Perhaps the relative calm is due to the fact that everyone else in the region has been hit considerably harder. Or maybe, as Fares Braizat, a researcher at the University of Jordan's Center for Strategic Studies, explains, it's because "Jordan was
definitely not the target. If it was," he told me in his Amman office, "they would've gone after the capital here."

It's true that the missile attack, like the last successful terrorist operation in Jordan, which claimed the life of American diplomat Laurence Foley in October 2002, targeted Americans.

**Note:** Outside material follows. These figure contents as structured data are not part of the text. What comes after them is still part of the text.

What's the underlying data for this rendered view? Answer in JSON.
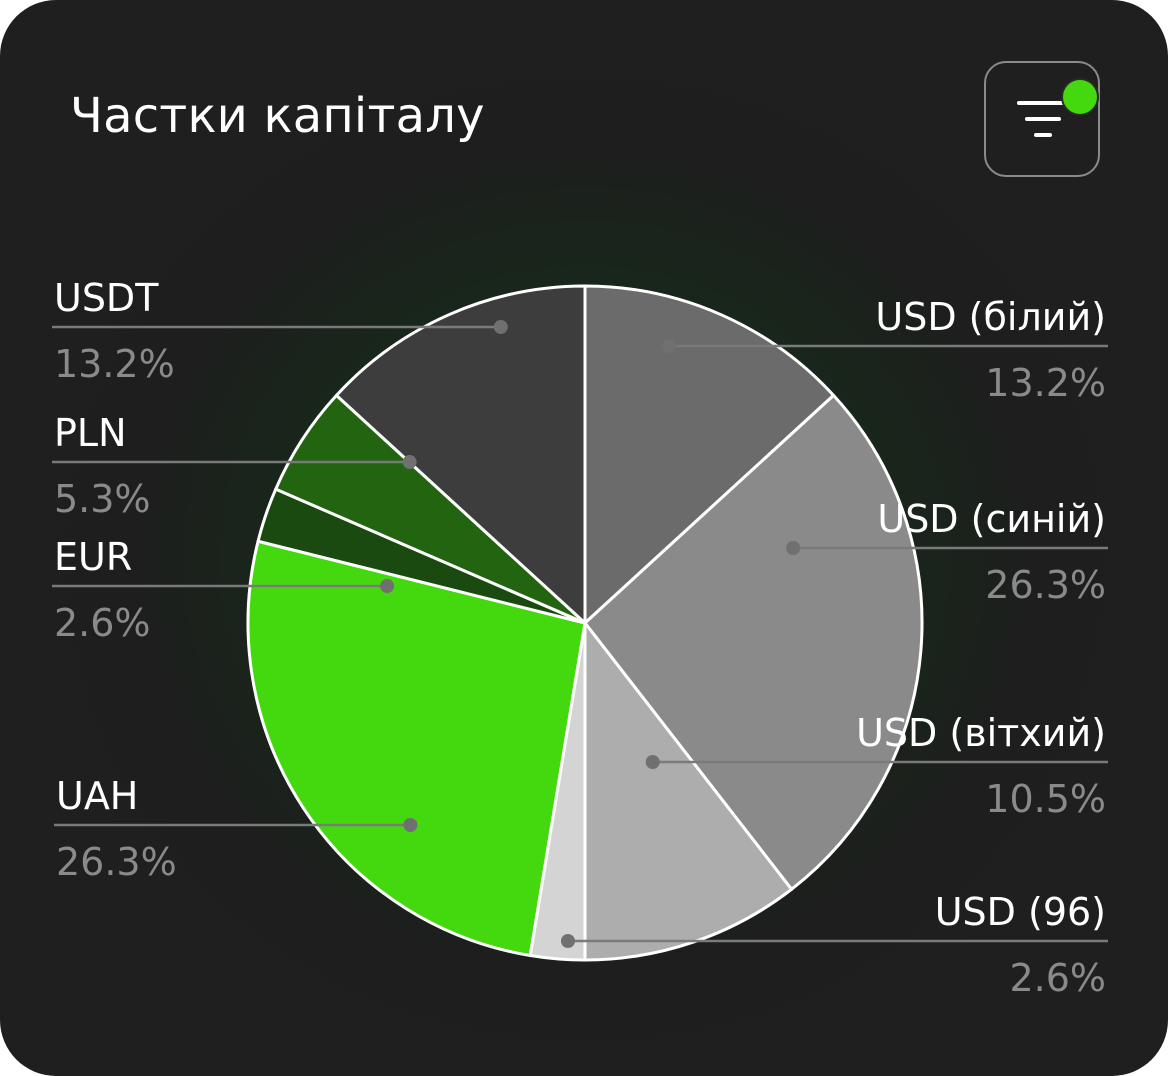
{
  "header": {
    "title": "Частки капіталу",
    "filter_button": {
      "icon": "filter-icon",
      "active_indicator_color": "#44d90f"
    }
  },
  "chart_data": {
    "type": "pie",
    "title": "",
    "slices": [
      {
        "label": "USD (білий)",
        "value": 13.2,
        "value_label": "13.2%",
        "color": "#6b6b6b",
        "side": "right"
      },
      {
        "label": "USD (синій)",
        "value": 26.3,
        "value_label": "26.3%",
        "color": "#8a8a8a",
        "side": "right"
      },
      {
        "label": "USD (вітхий)",
        "value": 10.5,
        "value_label": "10.5%",
        "color": "#adadad",
        "side": "right"
      },
      {
        "label": "USD (96)",
        "value": 2.6,
        "value_label": "2.6%",
        "color": "#d4d4d4",
        "side": "right"
      },
      {
        "label": "UAH",
        "value": 26.3,
        "value_label": "26.3%",
        "color": "#44d90f",
        "side": "left"
      },
      {
        "label": "EUR",
        "value": 2.6,
        "value_label": "2.6%",
        "color": "#1a4a0f",
        "side": "left"
      },
      {
        "label": "PLN",
        "value": 5.3,
        "value_label": "5.3%",
        "color": "#22640f",
        "side": "left"
      },
      {
        "label": "USDT",
        "value": 13.2,
        "value_label": "13.2%",
        "color": "#3d3d3d",
        "side": "left"
      }
    ]
  }
}
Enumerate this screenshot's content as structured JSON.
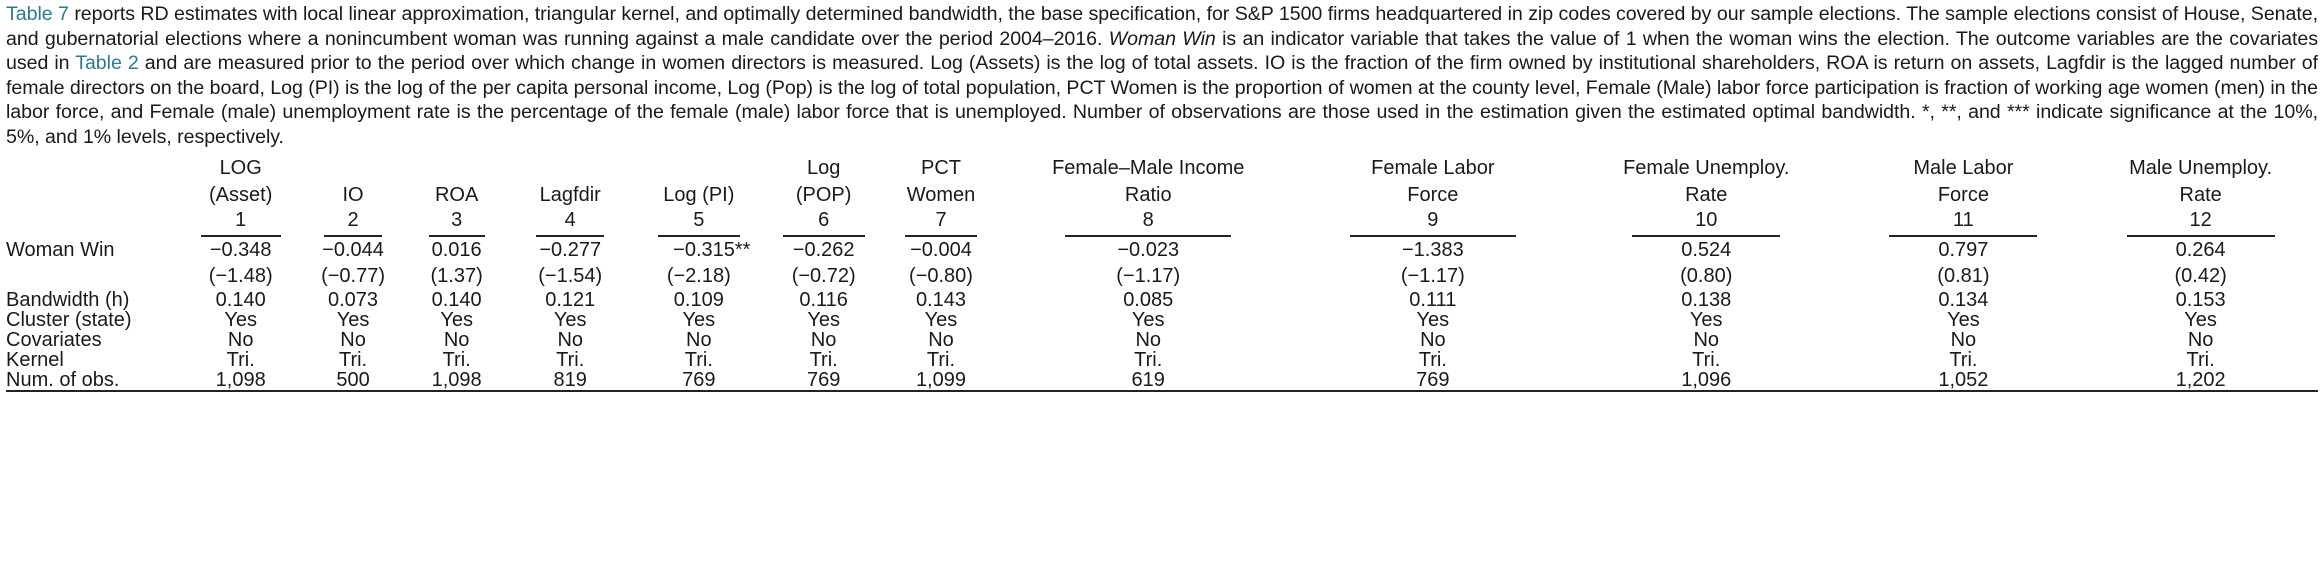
{
  "caption": {
    "link_table7": "Table 7",
    "part1": " reports RD estimates with local linear approximation, triangular kernel, and optimally determined bandwidth, the base specification, for S&P 1500 firms headquartered in zip codes covered by our sample elections. The sample elections consist of House, Senate, and gubernatorial elections where a nonincumbent woman was running against a male candidate over the period 2004–2016. ",
    "italic_var": "Woman Win",
    "part2": " is an indicator variable that takes the value of 1 when the woman wins the election. The outcome variables are the covariates used in ",
    "link_table2": "Table 2",
    "part3": " and are measured prior to the period over which change in women directors is measured. Log (Assets) is the log of total assets. IO is the fraction of the firm owned by institutional shareholders, ROA is return on assets, Lagfdir is the lagged number of female directors on the board, Log (PI) is the log of the per capita personal income, Log (Pop) is the log of total population, PCT Women is the proportion of women at the county level, Female (Male) labor force participation is fraction of working age women (men) in the labor force, and Female (male) unemployment rate is the percentage of the female (male) labor force that is unemployed. Number of observations are those used in the estimation given the estimated optimal bandwidth. *, **, and *** indicate significance at the 10%, 5%, and 1% levels, respectively."
  },
  "table": {
    "columns": [
      {
        "line1": "LOG",
        "line2": "(Asset)",
        "num": "1"
      },
      {
        "line1": "",
        "line2": "IO",
        "num": "2"
      },
      {
        "line1": "",
        "line2": "ROA",
        "num": "3"
      },
      {
        "line1": "",
        "line2": "Lagfdir",
        "num": "4"
      },
      {
        "line1": "",
        "line2": "Log (PI)",
        "num": "5"
      },
      {
        "line1": "Log",
        "line2": "(POP)",
        "num": "6"
      },
      {
        "line1": "PCT",
        "line2": "Women",
        "num": "7"
      },
      {
        "line1": "Female–Male Income",
        "line2": "Ratio",
        "num": "8"
      },
      {
        "line1": "Female Labor",
        "line2": "Force",
        "num": "9"
      },
      {
        "line1": "Female Unemploy.",
        "line2": "Rate",
        "num": "10"
      },
      {
        "line1": "Male Labor",
        "line2": "Force",
        "num": "11"
      },
      {
        "line1": "Male Unemploy.",
        "line2": "Rate",
        "num": "12"
      }
    ],
    "coef_row": {
      "label": "Woman Win",
      "values": [
        "−0.348",
        "−0.044",
        "0.016",
        "−0.277",
        "−0.315**",
        "−0.262",
        "−0.004",
        "−0.023",
        "−1.383",
        "0.524",
        "0.797",
        "0.264"
      ],
      "tstats": [
        "(−1.48)",
        "(−0.77)",
        "(1.37)",
        "(−1.54)",
        "(−2.18)",
        "(−0.72)",
        "(−0.80)",
        "(−1.17)",
        "(−1.17)",
        "(0.80)",
        "(0.81)",
        "(0.42)"
      ]
    },
    "stat_rows": [
      {
        "label": "Bandwidth (h)",
        "values": [
          "0.140",
          "0.073",
          "0.140",
          "0.121",
          "0.109",
          "0.116",
          "0.143",
          "0.085",
          "0.111",
          "0.138",
          "0.134",
          "0.153"
        ]
      },
      {
        "label": "Cluster (state)",
        "values": [
          "Yes",
          "Yes",
          "Yes",
          "Yes",
          "Yes",
          "Yes",
          "Yes",
          "Yes",
          "Yes",
          "Yes",
          "Yes",
          "Yes"
        ]
      },
      {
        "label": "Covariates",
        "values": [
          "No",
          "No",
          "No",
          "No",
          "No",
          "No",
          "No",
          "No",
          "No",
          "No",
          "No",
          "No"
        ]
      },
      {
        "label": "Kernel",
        "values": [
          "Tri.",
          "Tri.",
          "Tri.",
          "Tri.",
          "Tri.",
          "Tri.",
          "Tri.",
          "Tri.",
          "Tri.",
          "Tri.",
          "Tri.",
          "Tri."
        ]
      },
      {
        "label": "Num. of obs.",
        "values": [
          "1,098",
          "500",
          "1,098",
          "819",
          "769",
          "769",
          "1,099",
          "619",
          "769",
          "1,096",
          "1,052",
          "1,202"
        ]
      }
    ]
  }
}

However, as we saw when Western employees in the Saudi oil industry were killed, attacks in Muslim countries are often intended to bring attention to a government's relationship with Western concerns in order to embarrass the regime. As a recent Pew poll showed that 70 percent of Jordanians support attacks against Americans and other Westerners in Iraq, it's likely that much of that majority had not previously known that their government is a stalwart, albeit quiet, ally in the U.S.-led coalition's war. Now they know, and maybe the Royal Hashemite Court has some explaining to do.

However, targeting Aqaba suggests that the attack wasn't just a shot at the United States and its regional policies. It was also aimed at the Hashemite monarchy.

Aqaba is Jordan's only port and also its one Red Sea resort town. Throughout the region this summer the tourist industry has been repeatedly attacked, most spectacularly at Sharm al Sheikh, Egypt's Red Sea resort, where 88 people, mostly Egyptians, died. And in Lebanon, the series of bombs and assassinations that began with the February murder of a former Lebanese prime minister has virtually destroyed the summer tourism season, long a staple of the Lebanese economy. Perhaps Aqaba isn't yet as strong a tourist draw as Beirut or Egypt's numerous Sinai resorts, but the Jordanians are hoping to make good on the large investment they've poured into what they call the Red Sea Riviera, encompassing Taba in Egypt and Eilat in Israel.